Sometimes I have thought that the verse about picking up your cross and following Christ was really confusing. Isn’t it in Christ that we find freedom? So what’s this business about bearing a cross? That doesn’t seem like freedom.
Matthew 16:24 says, “Then Jesus told the disciples, ‘If anyone would come after me, let him deny himself and take up his cross and follow me.'”
If true freedom in Christ is not carrying the burden of our sin and brokenness with us, what does it truly me to pick up our cross and follow Jesus?
It has hit me recently that the burden we are bearing when we pick up our cross and follow Jesus is not the burden of our past and brokenness. It is the weight of glory that comes from sanctification. That may sound kind of funny.

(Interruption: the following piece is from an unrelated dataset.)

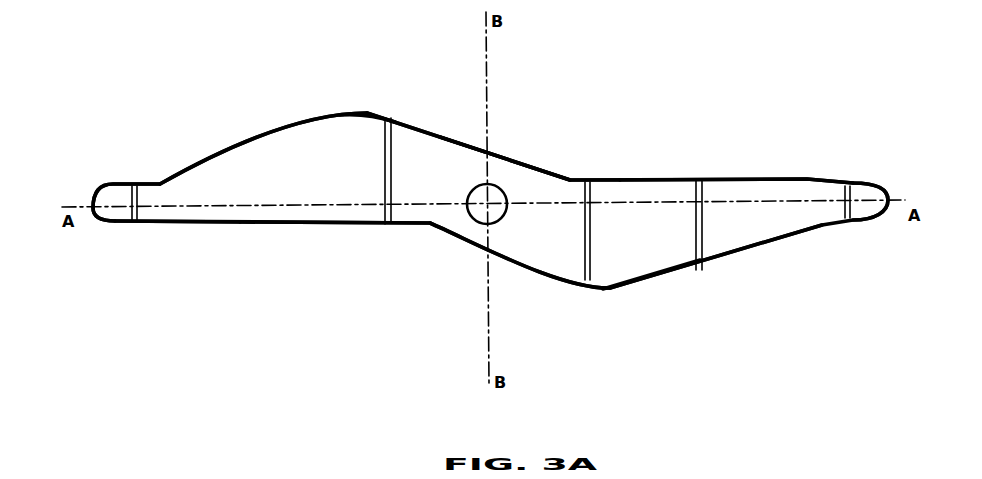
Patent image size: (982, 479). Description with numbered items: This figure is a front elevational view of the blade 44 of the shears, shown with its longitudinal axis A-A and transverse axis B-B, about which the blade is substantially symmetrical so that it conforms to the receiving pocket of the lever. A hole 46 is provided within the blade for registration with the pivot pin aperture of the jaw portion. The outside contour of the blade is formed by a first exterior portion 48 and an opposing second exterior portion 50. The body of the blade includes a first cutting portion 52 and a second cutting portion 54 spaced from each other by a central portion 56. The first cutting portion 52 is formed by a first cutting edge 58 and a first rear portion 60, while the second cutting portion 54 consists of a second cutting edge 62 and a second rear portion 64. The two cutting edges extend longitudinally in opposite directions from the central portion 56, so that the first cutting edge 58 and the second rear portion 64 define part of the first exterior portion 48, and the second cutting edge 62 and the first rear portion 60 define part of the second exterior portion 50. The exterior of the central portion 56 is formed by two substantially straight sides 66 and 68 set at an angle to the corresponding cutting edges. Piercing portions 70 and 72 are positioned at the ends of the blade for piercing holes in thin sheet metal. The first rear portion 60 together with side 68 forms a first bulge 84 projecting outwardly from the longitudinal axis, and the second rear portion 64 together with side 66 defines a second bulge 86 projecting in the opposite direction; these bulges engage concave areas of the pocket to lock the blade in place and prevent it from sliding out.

But take a moment and think about it.
Sanctification. Change. Growth. = Burden. Cross. Denying of Self.
These are all hard things in the moment. I have never been a big fan of change (as I think most people are). But over time I have learned that it is through these unexpected or hard changes that we grow the most.
Recently, I have been wrestling with the question of, “How do I balance having confidence in my identity as a daughter of the Most High and understanding that I am a broken person who still deals with temptation and sin?”
Well, I have figured it out. It is not about balance. Our identity as children of God does not change, it is constant through and through. It is the process of sanctification that may seem hard and load bearing. But that is our cross.
Growing up when I disobeyed my parents, they didn’t come to me and say, “Kristin, I don’t think this whole being our daughter thing is going to work out.” So when we disobey our parents does that make their kids any less their kids. Right? So why when it comes to God do we try to separate these two things.
When I asked the Lord to be my personal Lord and Savior I stepped under a banner of heir and kinship with Christ. So even in my missteps and brokenness I am still a daughter of the Most High God.
When you think about these two things together you can see that the weight of the cross is worth it because the burden I am bearing is for my good and God’s glory.
When we think of our cross in comparison to the Lords it definitely puts my struggles and trials into perspective. Christ bore the FULL burden of all of the past and future sins in one moment. So my minor load may seem HUGE in the moment, but take a birds eye view and we can see that the struggles we have are light and momentary.
“For this light momentary affliction is preparing for us an eternal weight of glory beyond all comparison, as we look not to the things that are seen but to the things that are unseen. For the things that are seen are transient, but the things that are unseen are eternal.” – 2 Corinthians 4:17-18
So with joy I will bear the burden of my cross because it isn’t about the now it is about the forever.